SELECT COUNT(api.invoice_id) album_invoices,
        CAST(COUNT(api.invoice_id) AS FLOAT)/(SELECT * FROM total_invoice_count) percentage_album_invoices,
        (SELECT * FROM total_invoice_count) - COUNT(api.invoice_id) non_album_invoices,
        (SELECT * FROM total_invoice_count) total_invoice_count,
        (((SELECT * FROM total_invoice_count) - COUNT(api.invoice_id))/CAST((SELECT * FROM total_invoice_count) AS FLOAT)) percentage_non_album_invoices
FROM album_purchase_invoice api

Done.


album_invoices,percentage_album_invoices,non_album_invoices,total_invoice_count,percentage_non_album_invoices
114,0.1856677524429967,500,614,0.8143322475570033


We first looked at how many different tracks were in each album. As we are ignoring the ege cases where customers purchase all tracks from an album and then some other individual tracks and instead only looking for purchases of singular full items, we then look in album_purchase_invoice for invoices with a single album, where there's only one distinct album ID and the same number of tracks as the full album. 

We then use some more subqueries each to get our final numbers.

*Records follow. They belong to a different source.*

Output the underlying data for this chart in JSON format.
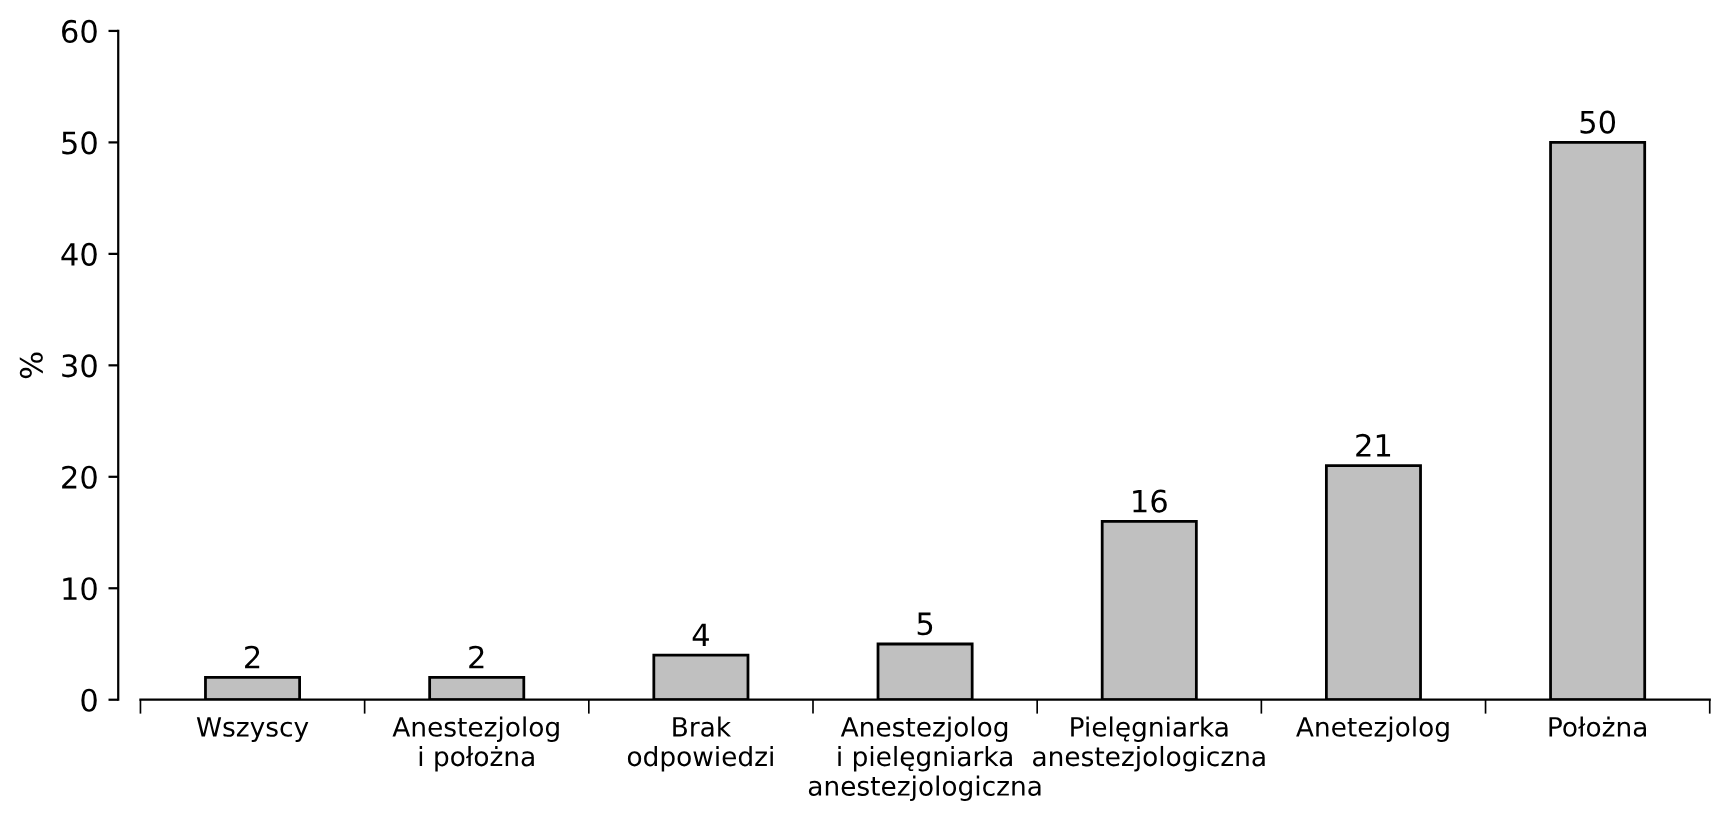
{
  "chart_data": {
    "type": "bar",
    "ylabel": "%",
    "categories": [
      "Wszyscy",
      "Anestezjolog\ni położna",
      "Brak\nodpowiedzi",
      "Anestezjolog\ni pielęgniarka\nanestezjologiczna",
      "Pielęgniarka\nanestezjologiczna",
      "Anetezjolog",
      "Położna"
    ],
    "values": [
      2,
      2,
      4,
      5,
      16,
      21,
      50
    ],
    "color": "#c0c0c0",
    "ylim": [
      0,
      60
    ],
    "yticks": [
      0,
      10,
      20,
      30,
      40,
      50,
      60
    ],
    "grid": false,
    "data_labels": true
  }
}
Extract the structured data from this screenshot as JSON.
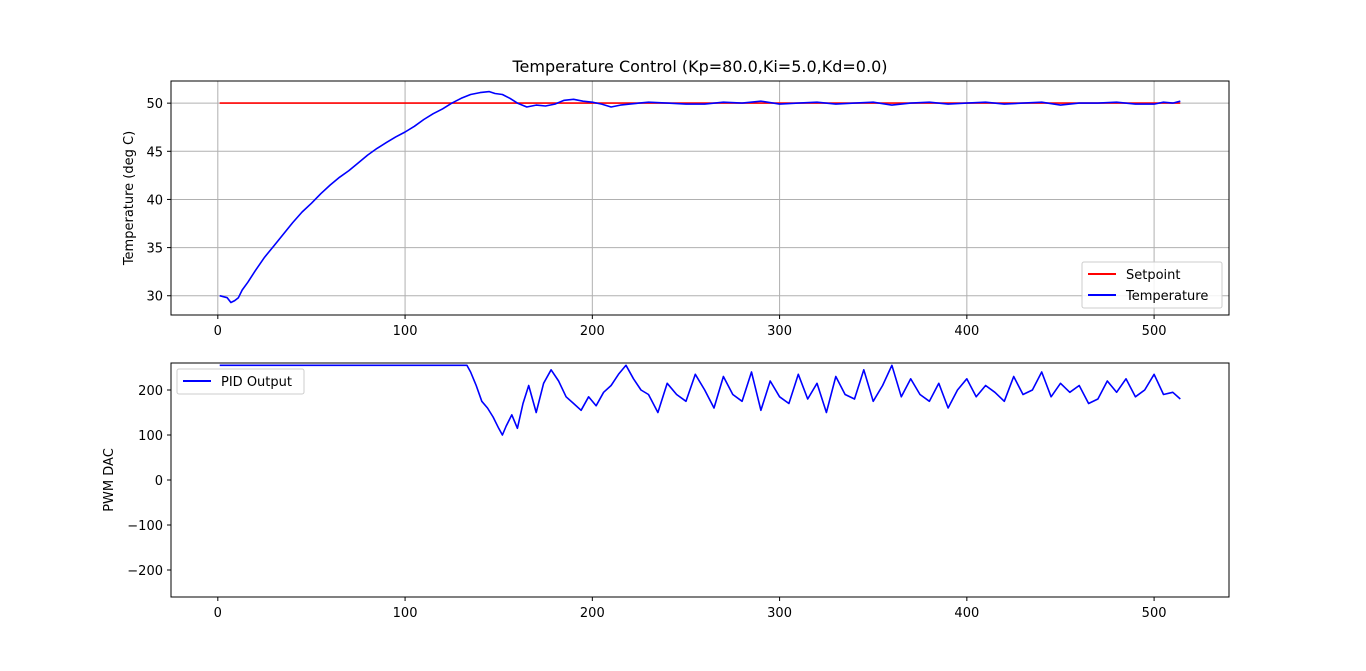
{
  "chart_data": [
    {
      "type": "line",
      "title": "Temperature Control (Kp=80.0,Ki=5.0,Kd=0.0)",
      "xlabel": "",
      "ylabel": "Temperature (deg C)",
      "xlim": [
        -25,
        540
      ],
      "ylim": [
        28,
        52.3
      ],
      "xticks": [
        0,
        100,
        200,
        300,
        400,
        500
      ],
      "yticks": [
        30,
        35,
        40,
        45,
        50
      ],
      "grid": true,
      "legend": "lower right",
      "series": [
        {
          "name": "Setpoint",
          "color": "#ff0000",
          "x": [
            1,
            514
          ],
          "y": [
            50,
            50
          ]
        },
        {
          "name": "Temperature",
          "color": "#0000ff",
          "x": [
            1,
            3,
            5,
            7,
            9,
            11,
            13,
            16,
            20,
            25,
            30,
            35,
            40,
            45,
            50,
            55,
            60,
            65,
            70,
            75,
            80,
            85,
            90,
            95,
            100,
            105,
            110,
            115,
            120,
            125,
            130,
            135,
            140,
            145,
            148,
            152,
            156,
            160,
            165,
            170,
            175,
            180,
            185,
            190,
            195,
            200,
            205,
            210,
            215,
            220,
            225,
            230,
            240,
            250,
            260,
            270,
            280,
            290,
            300,
            310,
            320,
            330,
            340,
            350,
            360,
            370,
            380,
            390,
            400,
            410,
            420,
            430,
            440,
            450,
            460,
            470,
            480,
            490,
            500,
            505,
            510,
            514
          ],
          "y": [
            30.0,
            29.9,
            29.8,
            29.3,
            29.5,
            29.8,
            30.6,
            31.4,
            32.6,
            34.0,
            35.2,
            36.4,
            37.6,
            38.7,
            39.6,
            40.6,
            41.5,
            42.3,
            43.0,
            43.8,
            44.6,
            45.3,
            45.9,
            46.5,
            47.0,
            47.6,
            48.3,
            48.9,
            49.4,
            50.0,
            50.5,
            50.9,
            51.1,
            51.2,
            51.0,
            50.9,
            50.5,
            50.0,
            49.6,
            49.8,
            49.7,
            49.9,
            50.3,
            50.4,
            50.2,
            50.1,
            49.9,
            49.6,
            49.8,
            49.9,
            50.0,
            50.1,
            50.0,
            49.9,
            49.9,
            50.1,
            50.0,
            50.2,
            49.9,
            50.0,
            50.1,
            49.9,
            50.0,
            50.1,
            49.8,
            50.0,
            50.1,
            49.9,
            50.0,
            50.1,
            49.9,
            50.0,
            50.1,
            49.8,
            50.0,
            50.0,
            50.1,
            49.9,
            49.9,
            50.1,
            50.0,
            50.2
          ]
        }
      ]
    },
    {
      "type": "line",
      "title": "",
      "xlabel": "",
      "ylabel": "PWM DAC",
      "xlim": [
        -25,
        540
      ],
      "ylim": [
        -260,
        260
      ],
      "xticks": [
        0,
        100,
        200,
        300,
        400,
        500
      ],
      "yticks": [
        -200,
        -100,
        0,
        100,
        200
      ],
      "grid": false,
      "legend": "upper left",
      "series": [
        {
          "name": "PID Output",
          "color": "#0000ff",
          "x": [
            1,
            131,
            133,
            135,
            138,
            141,
            144,
            147,
            150,
            152,
            154,
            157,
            160,
            163,
            166,
            170,
            174,
            178,
            182,
            186,
            190,
            194,
            198,
            202,
            206,
            210,
            214,
            218,
            222,
            226,
            230,
            235,
            240,
            245,
            250,
            255,
            260,
            265,
            270,
            275,
            280,
            285,
            290,
            295,
            300,
            305,
            310,
            315,
            320,
            325,
            330,
            335,
            340,
            345,
            350,
            355,
            360,
            365,
            370,
            375,
            380,
            385,
            390,
            395,
            400,
            405,
            410,
            415,
            420,
            425,
            430,
            435,
            440,
            445,
            450,
            455,
            460,
            465,
            470,
            475,
            480,
            485,
            490,
            495,
            500,
            505,
            510,
            514
          ],
          "y": [
            255,
            255,
            255,
            240,
            210,
            175,
            160,
            140,
            115,
            100,
            120,
            145,
            115,
            170,
            210,
            150,
            215,
            245,
            220,
            185,
            170,
            155,
            185,
            165,
            195,
            210,
            235,
            255,
            225,
            200,
            190,
            150,
            215,
            190,
            175,
            235,
            200,
            160,
            230,
            190,
            175,
            240,
            155,
            220,
            185,
            170,
            235,
            180,
            215,
            150,
            230,
            190,
            180,
            245,
            175,
            210,
            255,
            185,
            225,
            190,
            175,
            215,
            160,
            200,
            225,
            185,
            210,
            195,
            175,
            230,
            190,
            200,
            240,
            185,
            215,
            195,
            210,
            170,
            180,
            220,
            195,
            225,
            185,
            200,
            235,
            190,
            195,
            180
          ]
        }
      ]
    }
  ]
}
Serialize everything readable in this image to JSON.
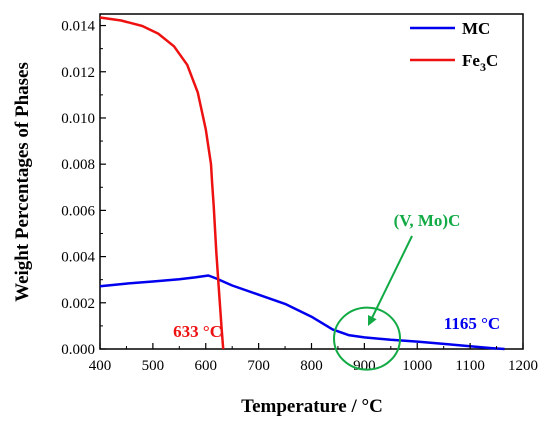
{
  "chart_data": {
    "type": "line",
    "xlabel": "Temperature / °C",
    "ylabel": "Weight Percentages of Phases",
    "xlim": [
      400,
      1200
    ],
    "ylim": [
      0,
      0.0145
    ],
    "x_ticks": [
      400,
      500,
      600,
      700,
      800,
      900,
      1000,
      1100,
      1200
    ],
    "y_ticks": [
      0.0,
      0.002,
      0.004,
      0.006,
      0.008,
      0.01,
      0.012,
      0.014
    ],
    "y_tick_labels": [
      "0.000",
      "0.002",
      "0.004",
      "0.006",
      "0.008",
      "0.010",
      "0.012",
      "0.014"
    ],
    "grid": false,
    "legend_position": "top-right",
    "series": [
      {
        "name": "MC",
        "color": "#0000ee",
        "points": [
          [
            400,
            0.00272
          ],
          [
            450,
            0.00283
          ],
          [
            500,
            0.00292
          ],
          [
            550,
            0.00302
          ],
          [
            580,
            0.0031
          ],
          [
            605,
            0.00318
          ],
          [
            620,
            0.00305
          ],
          [
            650,
            0.00275
          ],
          [
            700,
            0.00235
          ],
          [
            750,
            0.00195
          ],
          [
            800,
            0.0014
          ],
          [
            840,
            0.00085
          ],
          [
            870,
            0.0006
          ],
          [
            900,
            0.0005
          ],
          [
            950,
            0.0004
          ],
          [
            1000,
            0.00032
          ],
          [
            1050,
            0.00022
          ],
          [
            1100,
            0.00012
          ],
          [
            1140,
            4e-05
          ],
          [
            1165,
            0.0
          ]
        ]
      },
      {
        "name": "Fe3C",
        "legend_label": {
          "base": "Fe",
          "sub": "3",
          "tail": "C"
        },
        "color": "#ee1111",
        "points": [
          [
            400,
            0.01435
          ],
          [
            440,
            0.01422
          ],
          [
            480,
            0.01398
          ],
          [
            510,
            0.01365
          ],
          [
            540,
            0.0131
          ],
          [
            565,
            0.0123
          ],
          [
            585,
            0.0111
          ],
          [
            600,
            0.0095
          ],
          [
            610,
            0.008
          ],
          [
            612,
            0.0072
          ],
          [
            615,
            0.0062
          ],
          [
            620,
            0.0042
          ],
          [
            625,
            0.0025
          ],
          [
            630,
            0.0009
          ],
          [
            633,
            0.0
          ]
        ]
      }
    ],
    "annotations": {
      "fe3c_temp": {
        "text": "633 °C",
        "color": "#ee1111"
      },
      "mc_temp": {
        "text": "1165 °C",
        "color": "#0000ee"
      },
      "vmoc": {
        "text": "(V, Mo)C",
        "color": "#11aa44",
        "circle_center": [
          905,
          0.00045
        ]
      }
    }
  }
}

Then we get our final table fully formatted, and see almost 19% of purchases are single albums. The Chinook store should likely continue to purchase full albums, as that is a significant amount of income.

### Conclusion

This project while a little all over the place, was able to show many applications of advanced SQL subqueries to make rational and informed business decisions.

Many of the complex queries here seem like they would be easier to construct by hand than by using SQL, but if the database had been mor extensie and realistic, that would no longer have been practical. 

Further analysis can be done on this daa, to find things like "which artists are used more often in playlists", or "how many tracks have been purchased in the past versus never purchased", but it would be more interesting with a larger data sample.